I'm Losing Faith in BM25

Up till now, Clew has ranked its results primarily based on the BM25 algorithm, a quite brilliant formula for determining the “best match” for a set of keywords out of a set of documents.

When I first implemented this I was thrilled—not least because I somehow got a complicated math formula working in pure SQL—but as time has gone on I’m less and less pleased with the actual results.

how things work now

I’m gonna try and give a brief overview of what’s going on behind the scenes when the Clew backend is fed a query to help you better contextualize the system I want to put into place. If you want deeper technical details, do your own research into the algorithm.

The basic idea behind BM25 is that, given the number of times a word appears in a document (in the case of Clew, "document" == "webpage"), some basic information about the document, and some information about the word’s frequency overall, you can calculate how well the keyword matches the document.

For the architecture of Clew, a model like this was a godsend, since it doesn’t require the full text of sites to search, only a “bag of words” linking keywords to documents they appear in.

The problem arises when a search is for multiple keywords. With base BM25, you’re instructed to add up the scores for each keyword to get the overall score. In many cases, this works fine; rarer words are weighted more heavily, which keeps words like “the” from being considered more important than “armadillo”. However, an excessive number of occurrences of a less-important word can outweigh that.

As an example, take my own name, “Benjamin Hollon”. As of today, searching for my full name on Clew does not actually bring up myself as the first result; instead, it brings up someone whose site doesn’t even mention “Hollon”, it just says “Benjamin” more times than mine does.

And that, I think, is the fundamental problem with BM25 for this application: it’s not actually complex enough.

Now, don’t get me wrong, I like simplicity. But everything multiplying and adding up to a single score isn’t really suited to a search engine that’s looking at websites from a wide range of authors and web developers.

how I want things to work

The fundamental principle of the way I want to rank things is this: some factors are more important than others at an absolute level.

You see, I’m not limited to sorting by only one factor. I can say “rank by this, and then if it’s a tie, rank by this other measure”. So, while BM25 will likely remain a component of rankings on Clew, it’ll probably only be a small tiebreaker for when the methods I’m about to describe fail.

The primary factor I want to rank by is the completeness of a match.

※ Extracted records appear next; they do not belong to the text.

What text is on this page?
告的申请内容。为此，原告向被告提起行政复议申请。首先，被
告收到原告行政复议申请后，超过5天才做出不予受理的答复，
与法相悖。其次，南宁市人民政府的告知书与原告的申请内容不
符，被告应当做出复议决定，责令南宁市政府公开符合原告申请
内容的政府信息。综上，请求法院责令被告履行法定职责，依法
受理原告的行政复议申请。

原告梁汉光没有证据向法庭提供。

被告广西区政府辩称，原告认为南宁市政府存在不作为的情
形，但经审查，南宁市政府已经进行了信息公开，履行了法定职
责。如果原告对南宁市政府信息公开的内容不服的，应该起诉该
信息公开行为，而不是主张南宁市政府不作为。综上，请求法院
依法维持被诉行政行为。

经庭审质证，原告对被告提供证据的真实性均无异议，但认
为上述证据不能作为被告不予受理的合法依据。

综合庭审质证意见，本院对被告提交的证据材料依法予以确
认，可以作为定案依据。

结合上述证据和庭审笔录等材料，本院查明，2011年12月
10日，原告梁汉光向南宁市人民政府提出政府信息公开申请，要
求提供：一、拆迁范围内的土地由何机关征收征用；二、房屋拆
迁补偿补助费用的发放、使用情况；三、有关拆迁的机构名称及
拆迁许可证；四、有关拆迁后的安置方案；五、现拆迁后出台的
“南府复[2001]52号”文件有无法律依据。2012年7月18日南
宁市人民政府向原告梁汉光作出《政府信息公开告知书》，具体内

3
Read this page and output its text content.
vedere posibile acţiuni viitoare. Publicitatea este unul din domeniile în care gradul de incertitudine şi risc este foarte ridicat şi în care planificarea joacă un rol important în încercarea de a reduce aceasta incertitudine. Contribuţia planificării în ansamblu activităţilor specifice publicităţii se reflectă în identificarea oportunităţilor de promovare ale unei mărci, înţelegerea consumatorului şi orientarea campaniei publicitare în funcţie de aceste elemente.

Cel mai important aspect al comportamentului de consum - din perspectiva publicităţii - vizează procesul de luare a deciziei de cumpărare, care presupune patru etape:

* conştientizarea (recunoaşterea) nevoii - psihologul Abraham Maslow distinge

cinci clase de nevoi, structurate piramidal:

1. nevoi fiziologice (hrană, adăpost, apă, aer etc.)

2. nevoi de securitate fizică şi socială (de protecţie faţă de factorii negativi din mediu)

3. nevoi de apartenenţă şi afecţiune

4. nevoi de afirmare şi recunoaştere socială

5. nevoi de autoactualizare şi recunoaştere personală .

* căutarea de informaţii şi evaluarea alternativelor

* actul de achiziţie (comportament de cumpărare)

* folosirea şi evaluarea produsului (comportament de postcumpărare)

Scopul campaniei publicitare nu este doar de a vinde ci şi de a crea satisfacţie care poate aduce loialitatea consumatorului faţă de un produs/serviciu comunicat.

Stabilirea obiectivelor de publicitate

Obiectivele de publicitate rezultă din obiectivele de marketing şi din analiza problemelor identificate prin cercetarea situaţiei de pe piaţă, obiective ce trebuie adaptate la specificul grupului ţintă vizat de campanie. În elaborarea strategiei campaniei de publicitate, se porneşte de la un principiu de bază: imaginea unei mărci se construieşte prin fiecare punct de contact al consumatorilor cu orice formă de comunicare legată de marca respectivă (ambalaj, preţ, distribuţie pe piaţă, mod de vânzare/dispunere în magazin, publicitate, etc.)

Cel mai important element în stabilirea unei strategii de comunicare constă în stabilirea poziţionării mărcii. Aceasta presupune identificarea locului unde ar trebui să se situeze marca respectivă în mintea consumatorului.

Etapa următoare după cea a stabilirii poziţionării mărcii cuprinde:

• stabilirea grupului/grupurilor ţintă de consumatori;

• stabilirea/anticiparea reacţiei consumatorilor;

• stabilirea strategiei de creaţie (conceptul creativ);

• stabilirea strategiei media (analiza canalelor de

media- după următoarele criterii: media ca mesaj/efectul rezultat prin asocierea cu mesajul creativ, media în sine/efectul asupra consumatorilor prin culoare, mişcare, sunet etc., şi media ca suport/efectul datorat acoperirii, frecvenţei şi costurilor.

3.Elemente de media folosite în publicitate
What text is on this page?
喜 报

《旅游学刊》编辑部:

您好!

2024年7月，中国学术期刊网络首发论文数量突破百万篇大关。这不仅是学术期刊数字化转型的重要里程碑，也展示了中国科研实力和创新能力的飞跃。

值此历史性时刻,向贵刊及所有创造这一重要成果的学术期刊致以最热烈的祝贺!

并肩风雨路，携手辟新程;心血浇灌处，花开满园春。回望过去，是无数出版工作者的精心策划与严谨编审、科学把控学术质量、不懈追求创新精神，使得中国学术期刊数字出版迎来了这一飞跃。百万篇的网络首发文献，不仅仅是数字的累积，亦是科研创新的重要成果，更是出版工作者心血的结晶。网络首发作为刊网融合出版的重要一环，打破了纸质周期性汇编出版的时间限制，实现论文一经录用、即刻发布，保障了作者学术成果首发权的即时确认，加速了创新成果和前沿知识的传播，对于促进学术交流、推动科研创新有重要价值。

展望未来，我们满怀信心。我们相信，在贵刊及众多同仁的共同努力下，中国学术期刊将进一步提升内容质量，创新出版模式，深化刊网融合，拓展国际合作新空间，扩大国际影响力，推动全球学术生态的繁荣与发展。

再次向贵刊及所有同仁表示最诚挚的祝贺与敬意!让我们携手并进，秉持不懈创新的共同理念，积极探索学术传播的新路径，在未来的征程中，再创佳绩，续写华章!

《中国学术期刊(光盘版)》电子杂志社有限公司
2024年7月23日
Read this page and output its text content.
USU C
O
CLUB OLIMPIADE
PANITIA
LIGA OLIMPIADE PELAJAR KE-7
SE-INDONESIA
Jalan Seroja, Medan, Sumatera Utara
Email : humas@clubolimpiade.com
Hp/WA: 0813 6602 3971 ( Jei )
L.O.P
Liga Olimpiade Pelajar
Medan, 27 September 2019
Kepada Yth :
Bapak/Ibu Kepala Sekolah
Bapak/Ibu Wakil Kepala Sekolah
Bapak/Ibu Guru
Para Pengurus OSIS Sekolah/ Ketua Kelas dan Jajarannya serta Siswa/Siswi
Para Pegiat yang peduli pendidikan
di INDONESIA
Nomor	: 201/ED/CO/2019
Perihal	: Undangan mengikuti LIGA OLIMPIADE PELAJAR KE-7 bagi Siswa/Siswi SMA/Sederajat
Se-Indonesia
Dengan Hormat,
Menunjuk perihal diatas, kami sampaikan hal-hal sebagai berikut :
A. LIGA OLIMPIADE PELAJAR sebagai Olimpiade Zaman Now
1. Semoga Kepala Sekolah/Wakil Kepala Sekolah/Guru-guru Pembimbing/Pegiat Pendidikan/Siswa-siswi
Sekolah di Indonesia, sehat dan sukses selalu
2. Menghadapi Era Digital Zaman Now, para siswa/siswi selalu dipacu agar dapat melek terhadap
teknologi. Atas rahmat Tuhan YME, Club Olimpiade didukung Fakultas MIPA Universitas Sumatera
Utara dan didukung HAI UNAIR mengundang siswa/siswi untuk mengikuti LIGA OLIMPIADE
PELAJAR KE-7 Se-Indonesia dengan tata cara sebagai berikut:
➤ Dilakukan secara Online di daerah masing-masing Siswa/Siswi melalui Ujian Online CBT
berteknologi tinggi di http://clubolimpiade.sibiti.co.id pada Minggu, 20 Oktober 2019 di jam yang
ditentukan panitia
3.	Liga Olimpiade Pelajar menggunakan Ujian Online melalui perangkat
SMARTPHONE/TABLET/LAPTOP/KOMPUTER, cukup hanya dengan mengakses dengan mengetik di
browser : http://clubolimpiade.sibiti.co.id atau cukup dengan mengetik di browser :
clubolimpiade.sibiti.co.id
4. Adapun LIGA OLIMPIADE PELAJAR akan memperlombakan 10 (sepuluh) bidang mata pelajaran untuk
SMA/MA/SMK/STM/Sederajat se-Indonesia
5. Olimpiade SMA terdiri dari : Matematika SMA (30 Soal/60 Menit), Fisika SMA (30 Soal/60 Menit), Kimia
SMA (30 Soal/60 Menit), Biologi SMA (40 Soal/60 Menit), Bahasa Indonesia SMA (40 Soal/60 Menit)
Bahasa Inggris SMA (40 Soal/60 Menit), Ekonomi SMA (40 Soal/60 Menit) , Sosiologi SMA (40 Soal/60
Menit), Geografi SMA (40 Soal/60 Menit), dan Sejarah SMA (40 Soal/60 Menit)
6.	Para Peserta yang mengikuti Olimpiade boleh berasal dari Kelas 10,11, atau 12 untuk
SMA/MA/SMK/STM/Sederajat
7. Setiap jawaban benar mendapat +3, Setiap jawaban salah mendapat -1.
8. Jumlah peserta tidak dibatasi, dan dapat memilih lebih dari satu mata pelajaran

What do I mean by that?

Well, let’s start with a simple model. In a search for “Benjamin Hollon”, a match is 50% complete if it only has either “Benjamin” or “Hollon”. It must contain both to be a 100% match.

But, of course, a match containing only “Hollon” is more likely to be relevant, since it’s a relatively uncommon surname, while “Benjamin” is a fairly common given name, so in reality, perhaps it should be 30% and 70%.

And, to take it further, if “Benjamin” and “Hollon” appear in separate paragraphs, that’s less complete a match than a site with “Benjamin Hollon” in order.

I want to make code to take a query, extract the keywords, weigh the keywords relative to each other, and then be able to calculate given a result how complete the match is.

If one result is more complete a match than another, it gets ranked higher, no further questions asked.
Next, if a site has invasive ads or tracking, I want it to be ranked lower than any equally-complete matches without ads or tracking.
I haven’t decided yet, but I could decide to rank sites using https:// higher than sites with http:// if both of the above are tied
I want to take BM25 into account at this point to break remaining ties, but probably weighted with some other factors I also care about at around the same level, perhaps including my handy-dandy page size scores

Why put BM25 so low? Well, to put it simply… it’s a very easily-spoofed scoring system. I can say the word “armadillo” over and over on one page of my website to artificially boost how relevant that term looks to the BM25 algorithm. And while I haven’t seen any cases of this being done maliciously, I have seen times where the way a site was designed meant a word was repeated more often on one site than another.

conclusion

If you’ve made it to the end of today’s incoherent ramblings, congratulations! I may sound very intelligent and bright at this point, but it remains to be seen whether I can actually manage to implement this grand vision and, perhaps more crucially, whether I can implement it without sacrificing performance.

Future updates to this blog probably won’t be as technical; mainly I couldn’t sleep and needed to write my thoughts down to calm down my inner monologue, who is kinda bossy.

See you next time, you glorious nerds.